Erste medikamentöse Präventionsstudie bei erblichem Brustkrebs

PD Dr. med. Kerstin Rhiem, Leitende Oberärztin und Fachärztin für Frauenheilkunde und Geburtshilfe, Zentrum Familiärer Brust- und Eierstockkrebs, Uniklinik Köln, Deutsches Konsortium Familiärer Brust- und Eierstockkrebs

Frauen, bei denen eine Genveränderung (Mutation) in einem Hochrisikogen für Brust- und Eierstockkrebs (BRCA1 und BRCA2) nachgewiesen wurde, tragen ein Risiko von bis zu 70 % im Laufe des Lebens an Brustkrebs und von 20 bis 40 % an Eierstockkrebs zu erkranken. Bislang sind vorbeugende Operationen, d. h. die Entfernung der gesunden Organe (Brustdrüsengewebe und Eierstöcke/Eileiter), die einzige wirksame Möglichkeit, um das Krebsrisiko zu reduzieren. Fraglos handelt es sich bei diesen Eingriffen um radikale Maßnahmen für die Betroffenen, die mit Risiken einhergehen können und nicht selten Nebenwirkungen und negative Langzeitfolgen mit sich bringen.

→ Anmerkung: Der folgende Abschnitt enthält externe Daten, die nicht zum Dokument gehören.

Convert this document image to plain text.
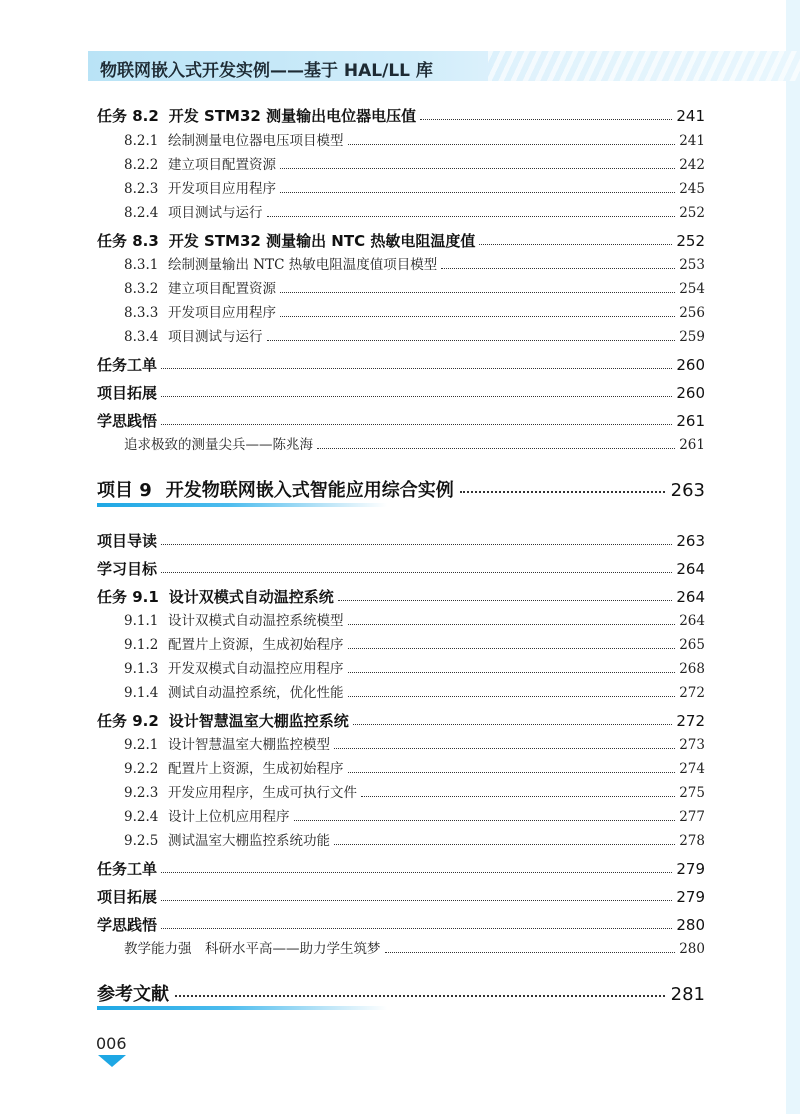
物联网嵌入式开发实例——基于 HAL/LL 库
任务 8.2 开发 STM32 测量输出电位器电压值	241
8.2.1 绘制测量电位器电压项目模型	241
8.2.2 建立项目配置资源	242
8.2.3 开发项目应用程序	245
8.2.4 项目测试与运行	252
任务 8.3 开发 STM32 测量输出 NTC 热敏电阻温度值	252
8.3.1 绘制测量输出 NTC 热敏电阻温度值项目模型	253
8.3.2 建立项目配置资源	254
8.3.3 开发项目应用程序	256
8.3.4 项目测试与运行	259
任务工单	260
项目拓展	260
学思践悟	261
追求极致的测量尖兵——陈兆海	261
项目 9 开发物联网嵌入式智能应用综合实例	263
项目导读	263
学习目标	264
任务 9.1 设计双模式自动温控系统	264
9.1.1 设计双模式自动温控系统模型	264
9.1.2 配置片上资源，生成初始程序	265
9.1.3 开发双模式自动温控应用程序	268
9.1.4 测试自动温控系统，优化性能	272
任务 9.2 设计智慧温室大棚监控系统	272
9.2.1 设计智慧温室大棚监控模型	273
9.2.2 配置片上资源，生成初始程序	274
9.2.3 开发应用程序，生成可执行文件	275
9.2.4 设计上位机应用程序	277
9.2.5 测试温室大棚监控系统功能	278
任务工单	279
项目拓展	279
学思践悟	280
教学能力强　科研水平高——助力学生筑梦	280
参考文献	281
006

Mutationsträgerinnen können zum Umgang mit ihrem Brustkrebsrisiko prinzipiell zwei Strategien wählen. Neben der Risikoreduktion durch die vorbeugende Operation können sie sich zu intensivierten Früherkennungsmaßnahmen entscheiden, die allerdings für den Eierstockkrebs nicht zur Verfügung stehen. In den Zentren des Deutschen Konsortiums Familiärer Brust- und Eierstockkrebs erhalten die Betroffenen in nicht-direktiven Beratungsgesprächen die notwendigen Informationen, um eine präferenzsensitive Entscheidung über die präventiven Optionen treffen zu können. In zahlreichen Forschungsprojekten werden dazu Unterstützungen und Hilfen aller Art entwickelt und evaluiert (z. B. Patientenentscheidungshilfen/Förderung des Landes Nordrhein-Westfalen, Entscheidungscoaching/Förderung im Innovationsfonds).

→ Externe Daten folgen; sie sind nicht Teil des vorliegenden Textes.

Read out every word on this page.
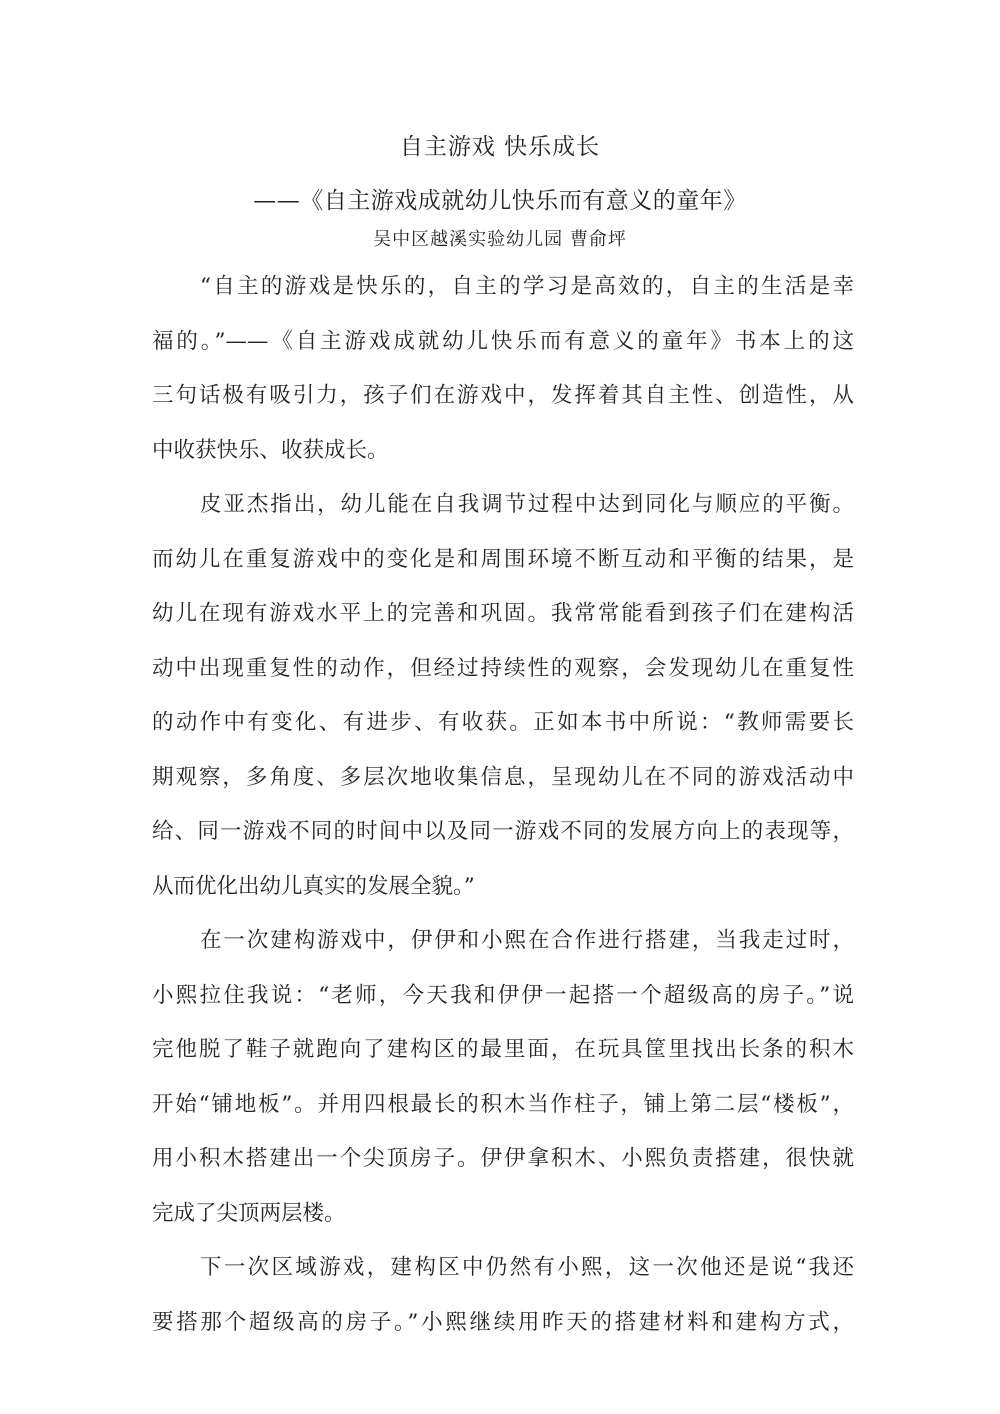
自主游戏 快乐成长
——《自主游戏成就幼儿快乐而有意义的童年》
吴中区越溪实验幼儿园 曹俞坪
“自主的游戏是快乐的，自主的学习是高效的，自主的生活是幸
福的。”——《自主游戏成就幼儿快乐而有意义的童年》书本上的这
三句话极有吸引力，孩子们在游戏中，发挥着其自主性、创造性，从
中收获快乐、收获成长。
皮亚杰指出，幼儿能在自我调节过程中达到同化与顺应的平衡。
而幼儿在重复游戏中的变化是和周围环境不断互动和平衡的结果，是
幼儿在现有游戏水平上的完善和巩固。我常常能看到孩子们在建构活
动中出现重复性的动作，但经过持续性的观察，会发现幼儿在重复性
的动作中有变化、有进步、有收获。正如本书中所说：“教师需要长
期观察，多角度、多层次地收集信息，呈现幼儿在不同的游戏活动中
给、同一游戏不同的时间中以及同一游戏不同的发展方向上的表现等，
从而优化出幼儿真实的发展全貌。”
在一次建构游戏中，伊伊和小熙在合作进行搭建，当我走过时，
小熙拉住我说：“老师，今天我和伊伊一起搭一个超级高的房子。”说
完他脱了鞋子就跑向了建构区的最里面，在玩具筐里找出长条的积木
开始“铺地板”。并用四根最长的积木当作柱子，铺上第二层“楼板”，
用小积木搭建出一个尖顶房子。伊伊拿积木、小熙负责搭建，很快就
完成了尖顶两层楼。
下一次区域游戏，建构区中仍然有小熙，这一次他还是说“我还
要搭那个超级高的房子。”小熙继续用昨天的搭建材料和建构方式，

Nun konnte von Forschergruppen um den Wiener Forscher Josef Penninger (Institut für Biomolekulare Analysen, IMBA, Wien, Österreich) und von der Universität in Melbourne (Geoffrey Lindeman, Department of Medicine, University of Melbourne and Familial Cancer Center, Parkville, Victoria, Australia) erstmals ein Ansatz für eine nicht-operative Alternative zur Brustkrebs-Risikoreduktion bei BRCA1-Mutationsträgerinnen gezeigt werden. Hierbei handelt es sich um ein bereits seit Jahren zur Behandlung von Osteoporose eingesetztes Medikament, einen monoklonalen Antikörper aus der Gruppe der RANK-Ligand-Inhibitoren. Zunächst wurde in Tierversuchen gezeigt, dass die Entwicklung von Brustkrebs bei Tieren mit einer BRCA1-Mutation reduziert bzw. verhindert werden konnte.

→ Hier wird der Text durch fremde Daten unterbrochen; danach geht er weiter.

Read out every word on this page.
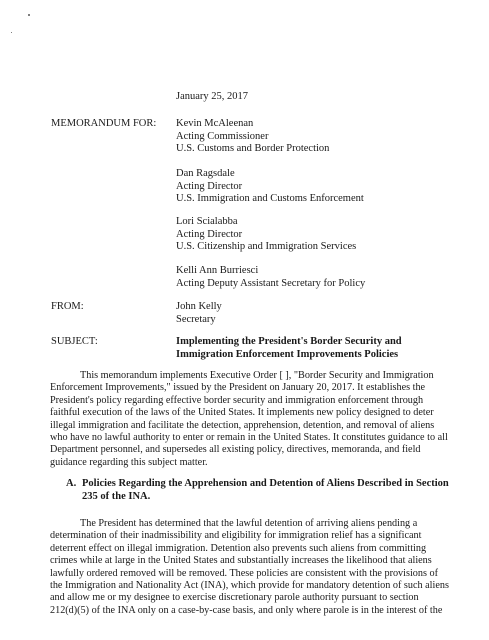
January 25, 2017
MEMORANDUM FOR: Kevin McAleenan
Acting Commissioner
U.S. Customs and Border Protection
Dan Ragsdale
Acting Director
U.S. Immigration and Customs Enforcement
Lori Scialabba
Acting Director
U.S. Citizenship and Immigration Services
Kelli Ann Burriesci
Acting Deputy Assistant Secretary for Policy
FROM:	John Kelly
Secretary
SUBJECT:	Implementing the President's Border Security and
Immigration Enforcement Improvements Policies
This memorandum implements Executive Order [ ], "Border Security and Immigration
Enforcement Improvements," issued by the President on January 20, 2017. It establishes the
President's policy regarding effective border security and immigration enforcement through
faithful execution of the laws of the United States. It implements new policy designed to deter
illegal immigration and facilitate the detection, apprehension, detention, and removal of aliens
who have no lawful authority to enter or remain in the United States. It constitutes guidance to all
Department personnel, and supersedes all existing policy, directives, memoranda, and field
guidance regarding this subject matter.
A. Policies Regarding the Apprehension and Detention of Aliens Described in Section
235 of the INA.
The President has determined that the lawful detention of arriving aliens pending a
determination of their inadmissibility and eligibility for immigration relief has a significant
deterrent effect on illegal immigration. Detention also prevents such aliens from committing
crimes while at large in the United States and substantially increases the likelihood that aliens
lawfully ordered removed will be removed. These policies are consistent with the provisions of
the Immigration and Nationality Act (INA), which provide for mandatory detention of such aliens
and allow me or my designee to exercise discretionary parole authority pursuant to section
212(d)(5) of the INA only on a case-by-case basis, and only where parole is in the interest of the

Die Daten aus diesen ersten Untersuchungen lassen den Schluss zu, dass diese vielversprechende Präventionsstrategie bei Frauen mit einer BRCA1-Mutation einen vergleichbaren Effekt hervorrufen kann. Gleichzeitig wird mit der Substanz dem Knochenabbau entgegengewirkt, der bei diesen Frauen z. B. durch die prämenopausale vorsorgliche Entfernung der Eierstöcke eintreten kann. Die Nebenwirkungen sind verglichen mit denen einer vorsorglichen Brustdrüsenentfernung als gering anzusehen. Bisherige medikamentöse Ansätze zur Risikoreduktion von Brustkrebs bei gesunden Frauen mittels antihormoneller Substanzen konnten aufgrund der Nebenwirkungen nicht erfolgreich umgesetzt werden.

Eine internationale Studie, die in Deutschland, Österreich (internationale Leitung), England, Spanien, Israel und den USA durchgeführt wird, soll nun den risikoreduzierenden und knochenschützenden Effekt bei gesunden BRCA1-Mutationsträgerinnen zwischen 25 und 55 Jahren untersuchen. Sie dürfen sich zuvor keiner vorbeugenden Brustoperation, wohl aber einer vorsorglichen Eierstock- und Eileiterentfernung unterzogen haben. Im Rahmen der Studie erhalten sie für die Dauer von fünf Jahren alle sechs Monate eine Spritze und werden besonders genau auf das Auftreten einer Krebserkrankung und möglicher Nebenwirkungen untersucht. Erstmals steht damit ein nebenwirkungsarmes und nicht-operatives Angebot zur Risikoreduktion für Brustkrebs bei BRCA1-Mutationsträgerinnen zur Verfügung.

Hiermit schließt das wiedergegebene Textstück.